Una serie de conversaciones filtradas a través de la plataforma WhatsApp, dadas a conocer en el marco de los recientes comicios presidenciales en Perú, han generado fuertes cuestionamientos sobre el desempeño de la Oficina Nacional de Procesos Electorales (ONPE). Los mensajes intercambiados entre el representante máximo de la compañía de transportes Galaga y el subgerente de producción electoral de la institución, Juan Phang, indican que el organismo electoral fue advertido sobre la inmovilidad de 35 camiones que se encontraban vacíos por falta de suministros, apenas horas antes de iniciar la votación.
Esta evidencia sugiere que la ONPE tenía conocimiento previo de que los insumos de votación no llegarían a tiempo a diversos puntos de sufragio. El hecho pone en tela de duda la transparencia y la solvencia logística de la entidad en uno de los procesos democráticos más determinantes para la nación andina.
Evidencia del diálogo entre Galaga y el funcionario de ONPE
Los registros cronológicos del chat señalan que a las 11:43 p. m. del sábado anterior a la jornada electoral, el gerente general de Galaga notificó formalmente a la ONPE que disponía de 35 unidades de transporte listas para operar, pero que permanecían inactivas esperando el cargamento.
Según la documentación del intercambio, Juan Phang, subgerente de producción de la ONPE, optó por responder mediante una llamada de voz dentro de la misma aplicación en lugar de dejar un registro escrito. En dicha comunicación, el funcionario habría manifestado que el organismo se encontraba
“trabajando para efectuar el despacho”
. No obstante, testimonios provenientes de la empresa transportista aseguran que no se proporcionaron directrices claras ni una hoja de ruta actualizada para la entrega del material electoral en Lima y las provincias.

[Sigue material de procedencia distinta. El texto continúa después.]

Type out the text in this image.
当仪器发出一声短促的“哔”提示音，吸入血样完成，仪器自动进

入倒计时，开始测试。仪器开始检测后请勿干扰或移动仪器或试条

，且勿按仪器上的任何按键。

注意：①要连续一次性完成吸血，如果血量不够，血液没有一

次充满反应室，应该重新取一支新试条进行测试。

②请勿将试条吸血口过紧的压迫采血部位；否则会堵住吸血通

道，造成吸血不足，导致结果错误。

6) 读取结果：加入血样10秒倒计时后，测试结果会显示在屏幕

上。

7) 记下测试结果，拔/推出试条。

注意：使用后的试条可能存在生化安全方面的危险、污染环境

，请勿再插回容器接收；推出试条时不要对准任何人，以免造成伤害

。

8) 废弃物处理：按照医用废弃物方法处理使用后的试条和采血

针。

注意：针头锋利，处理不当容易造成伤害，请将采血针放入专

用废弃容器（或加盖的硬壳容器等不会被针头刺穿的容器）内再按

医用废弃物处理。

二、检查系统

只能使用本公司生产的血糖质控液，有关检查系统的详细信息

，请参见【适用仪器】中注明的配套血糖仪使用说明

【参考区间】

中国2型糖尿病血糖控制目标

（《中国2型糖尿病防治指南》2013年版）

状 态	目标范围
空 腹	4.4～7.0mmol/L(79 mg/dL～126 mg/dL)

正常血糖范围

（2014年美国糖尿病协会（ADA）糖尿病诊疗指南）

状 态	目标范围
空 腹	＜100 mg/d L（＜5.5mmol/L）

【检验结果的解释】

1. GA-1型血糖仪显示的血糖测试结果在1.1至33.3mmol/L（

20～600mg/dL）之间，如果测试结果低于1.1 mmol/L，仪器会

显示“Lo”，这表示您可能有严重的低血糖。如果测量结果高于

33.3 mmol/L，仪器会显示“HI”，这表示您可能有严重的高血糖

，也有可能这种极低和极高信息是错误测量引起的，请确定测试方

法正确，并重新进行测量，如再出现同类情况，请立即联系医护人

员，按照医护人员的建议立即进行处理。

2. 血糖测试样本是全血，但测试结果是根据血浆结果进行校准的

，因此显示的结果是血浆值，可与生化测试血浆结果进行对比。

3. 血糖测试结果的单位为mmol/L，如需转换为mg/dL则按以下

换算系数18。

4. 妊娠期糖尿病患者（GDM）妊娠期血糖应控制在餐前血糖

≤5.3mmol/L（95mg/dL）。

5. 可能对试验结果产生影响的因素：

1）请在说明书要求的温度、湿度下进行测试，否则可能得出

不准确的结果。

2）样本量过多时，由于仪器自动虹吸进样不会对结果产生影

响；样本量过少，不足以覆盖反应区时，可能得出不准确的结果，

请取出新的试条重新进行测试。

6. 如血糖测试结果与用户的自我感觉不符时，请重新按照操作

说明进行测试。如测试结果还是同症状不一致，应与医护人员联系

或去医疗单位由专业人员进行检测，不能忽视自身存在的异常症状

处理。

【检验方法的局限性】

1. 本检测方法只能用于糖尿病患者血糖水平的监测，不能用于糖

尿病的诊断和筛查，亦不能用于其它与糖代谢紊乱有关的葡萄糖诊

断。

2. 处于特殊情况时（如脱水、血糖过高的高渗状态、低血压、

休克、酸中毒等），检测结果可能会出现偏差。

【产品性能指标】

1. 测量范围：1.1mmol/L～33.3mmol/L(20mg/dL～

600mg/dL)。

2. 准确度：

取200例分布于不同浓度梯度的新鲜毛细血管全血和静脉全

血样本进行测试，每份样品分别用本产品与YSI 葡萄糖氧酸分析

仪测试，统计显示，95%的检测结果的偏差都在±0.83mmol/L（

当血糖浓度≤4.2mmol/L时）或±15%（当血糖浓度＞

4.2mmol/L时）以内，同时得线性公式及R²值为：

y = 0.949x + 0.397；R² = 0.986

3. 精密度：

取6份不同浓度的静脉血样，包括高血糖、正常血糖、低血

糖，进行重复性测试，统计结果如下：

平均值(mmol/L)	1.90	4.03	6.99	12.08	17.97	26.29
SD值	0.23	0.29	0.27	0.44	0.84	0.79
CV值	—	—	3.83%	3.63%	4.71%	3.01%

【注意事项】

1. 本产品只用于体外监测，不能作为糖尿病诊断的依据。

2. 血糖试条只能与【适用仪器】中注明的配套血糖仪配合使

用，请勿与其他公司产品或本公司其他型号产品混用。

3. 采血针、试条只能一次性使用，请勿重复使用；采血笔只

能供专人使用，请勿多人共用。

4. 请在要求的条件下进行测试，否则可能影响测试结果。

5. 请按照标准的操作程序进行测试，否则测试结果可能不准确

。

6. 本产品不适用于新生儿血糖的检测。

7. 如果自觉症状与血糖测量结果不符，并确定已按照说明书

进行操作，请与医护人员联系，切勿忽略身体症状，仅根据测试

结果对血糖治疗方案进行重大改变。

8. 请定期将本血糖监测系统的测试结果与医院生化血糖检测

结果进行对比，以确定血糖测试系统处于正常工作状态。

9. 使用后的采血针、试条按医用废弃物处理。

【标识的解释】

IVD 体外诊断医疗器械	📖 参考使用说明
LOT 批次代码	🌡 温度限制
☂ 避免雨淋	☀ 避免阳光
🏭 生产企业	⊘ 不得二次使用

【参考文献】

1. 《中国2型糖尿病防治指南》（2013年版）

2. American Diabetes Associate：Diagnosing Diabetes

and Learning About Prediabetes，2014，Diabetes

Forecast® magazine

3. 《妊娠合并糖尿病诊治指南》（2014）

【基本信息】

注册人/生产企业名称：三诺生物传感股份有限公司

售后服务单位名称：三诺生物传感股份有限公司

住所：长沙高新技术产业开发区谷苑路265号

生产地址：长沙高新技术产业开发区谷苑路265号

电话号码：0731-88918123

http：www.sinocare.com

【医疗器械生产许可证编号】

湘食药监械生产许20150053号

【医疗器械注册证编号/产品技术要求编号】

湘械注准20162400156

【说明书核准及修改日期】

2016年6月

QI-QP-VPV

El reporte subraya que la responsabilidad por el estancamiento de los 35 vehículos recae directamente sobre la ONPE. Esta filtración de diálogos contradice las declaraciones oficiales emitidas tras las elecciones, donde la institución intentó minimizar las fallas logísticas calificándolas como simples “cuestiones operativas” aisladas que afectaron a un grupo reducido de centros de votación.

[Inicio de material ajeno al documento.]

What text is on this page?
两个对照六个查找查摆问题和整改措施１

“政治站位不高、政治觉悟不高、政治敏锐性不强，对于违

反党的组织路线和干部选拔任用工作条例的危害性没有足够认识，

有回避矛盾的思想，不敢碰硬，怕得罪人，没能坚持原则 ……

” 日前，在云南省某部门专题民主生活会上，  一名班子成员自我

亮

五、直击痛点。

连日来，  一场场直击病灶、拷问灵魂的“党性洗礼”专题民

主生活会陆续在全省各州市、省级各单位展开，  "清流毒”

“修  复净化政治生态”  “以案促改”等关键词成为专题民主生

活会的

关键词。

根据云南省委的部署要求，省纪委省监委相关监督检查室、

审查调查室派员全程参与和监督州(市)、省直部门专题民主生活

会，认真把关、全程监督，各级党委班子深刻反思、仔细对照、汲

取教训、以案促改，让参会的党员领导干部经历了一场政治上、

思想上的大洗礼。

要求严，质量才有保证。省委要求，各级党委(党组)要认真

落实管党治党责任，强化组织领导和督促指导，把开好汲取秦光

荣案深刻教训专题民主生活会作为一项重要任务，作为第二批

Localizan cajas lacradas de la ONPE con cédulas en la basura
La crisis institucional se agravó con el hallazgo de 1.200 cédulas de votación desechadas en un contenedor de basura en el distrito de Surquillo, en la capital peruana. Este hecho evidencia una ruptura crítica en los protocolos de custodia del material oficial. El incidente fue denunciado públicamente en el programa televisivo “Beto a Saber” de la cadena Willax, donde el periodista Beto Ortiz mostró las cajas y sobres que contenían votos de cuatro mesas específicas del distrito de Surco. Ante la contundencia de las pruebas, una representante de la ODPE admitió la responsabilidad por el extravío del material.

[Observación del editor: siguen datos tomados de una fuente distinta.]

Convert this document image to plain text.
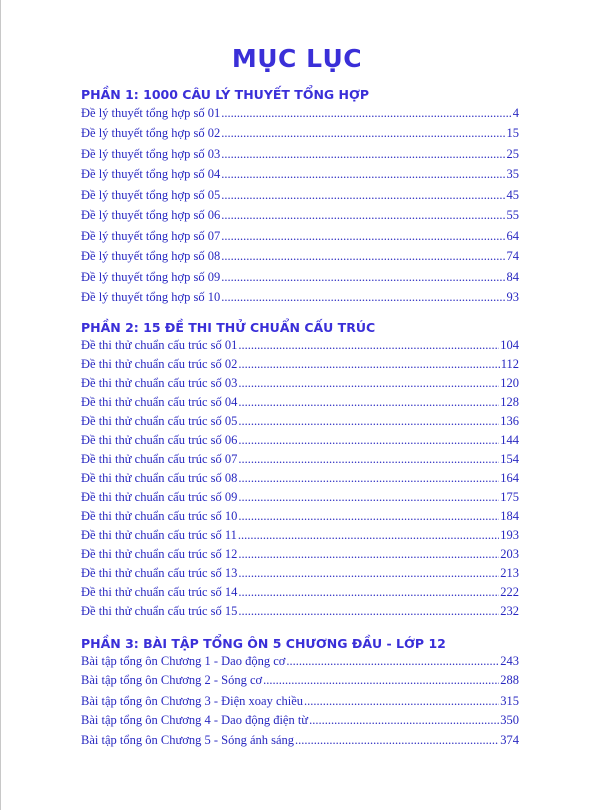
MỤC LỤC
PHẦN 1: 1000 CÂU LÝ THUYẾT TỔNG HỢP
Đề lý thuyết tổng hợp số 01 .....	4
Đề lý thuyết tổng hợp số 02 .....	15
Đề lý thuyết tổng hợp số 03 .....	25
Đề lý thuyết tổng hợp số 04 .....	35
Đề lý thuyết tổng hợp số 05 .....	45
Đề lý thuyết tổng hợp số 06 .....	55
Đề lý thuyết tổng hợp số 07 .....	64
Đề lý thuyết tổng hợp số 08 .....	74
Đề lý thuyết tổng hợp số 09 .....	84
Đề lý thuyết tổng hợp số 10 .....	93
PHẦN 2: 15 ĐỀ THI THỬ CHUẨN CẤU TRÚC
Đề thi thử chuẩn cấu trúc số 01 .....	104
Đề thi thử chuẩn cấu trúc số 02 .....	112
Đề thi thử chuẩn cấu trúc số 03 .....	120
Đề thi thử chuẩn cấu trúc số 04 .....	128
Đề thi thử chuẩn cấu trúc số 05 .....	136
Đề thi thử chuẩn cấu trúc số 06 .....	144
Đề thi thử chuẩn cấu trúc số 07 .....	154
Đề thi thử chuẩn cấu trúc số 08 .....	164
Đề thi thử chuẩn cấu trúc số 09 .....	175
Đề thi thử chuẩn cấu trúc số 10 .....	184
Đề thi thử chuẩn cấu trúc số 11 .....	193
Đề thi thử chuẩn cấu trúc số 12 .....	203
Đề thi thử chuẩn cấu trúc số 13 .....	213
Đề thi thử chuẩn cấu trúc số 14 .....	222
Đề thi thử chuẩn cấu trúc số 15 .....	232
PHẦN 3: BÀI TẬP TỔNG ÔN 5 CHƯƠNG ĐẦU - LỚP 12
Bài tập tổng ôn Chương 1 - Dao động cơ .....	243
Bài tập tổng ôn Chương 2 - Sóng cơ .....	288
Bài tập tổng ôn Chương 3 - Điện xoay chiều .....	315
Bài tập tổng ôn Chương 4 - Dao động điện từ .....	350
Bài tập tổng ôn Chương 5 - Sóng ánh sáng .....	374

Durante la emisión, se explicó que el equipo periodístico obtuvo el material gracias a ciudadanos que encontraron las cajas en plena calle y las trasladaron al estudio. Ortiz exhibió ante las cámaras los sobres debidamente lacrados y con las rúbricas de los miembros de mesa y personeros. Según el marco legal vigente, estos documentos debían permanecer bajo resguardo estricto hasta la entrega de los resultados finales.
La documentación recuperada pertenece a las mesas identificadas con los números 050619, 050627, 050618 y 050620, sumando un aproximado de 300 votos por cada una. El protocolo legal exige que estos paquetes sean transportados con custodia policial desde los recintos electorales hacia los centros de acopio de la ONPE, donde deben ser resguardados hasta la proclamación oficial y su posterior destrucción reglamentada ante autoridades y delegados políticos.

Postura y aclaraciones de la ONPE
Ante la gravedad de las acusaciones, la ONPE utilizó su perfil oficial en la red social X para presentar su versión. En el comunicado, Claudia Sandoval, quien lidera la ODPE Lima Oeste, aclaró que la institución contrató servicios de movilidad privada para el traslado de los paquetes desde los locales de votación. Sandoval enfatizó que, cumpliendo con las normas de seguridad, en el vehículo se encontraban un coordinador de la entidad, un efectivo de la Policía Nacional del Perú y un representante del Jurado Nacional de Elecciones (JNE).

La explicación institucional sostiene que, al finalizar la descarga en el centro de destino, el equipo notó que faltaban cuatro cajas. Según la ONPE, estas habían sido ubicadas en el maletero del auto particular debido a limitaciones de espacio. La entidad afirmó que intentaron contactar al dueño del vehículo de forma inmediata sin éxito inicial, detallando en su reporte digital todas las gestiones realizadas tras detectar la vulneración de la cadena de custodia.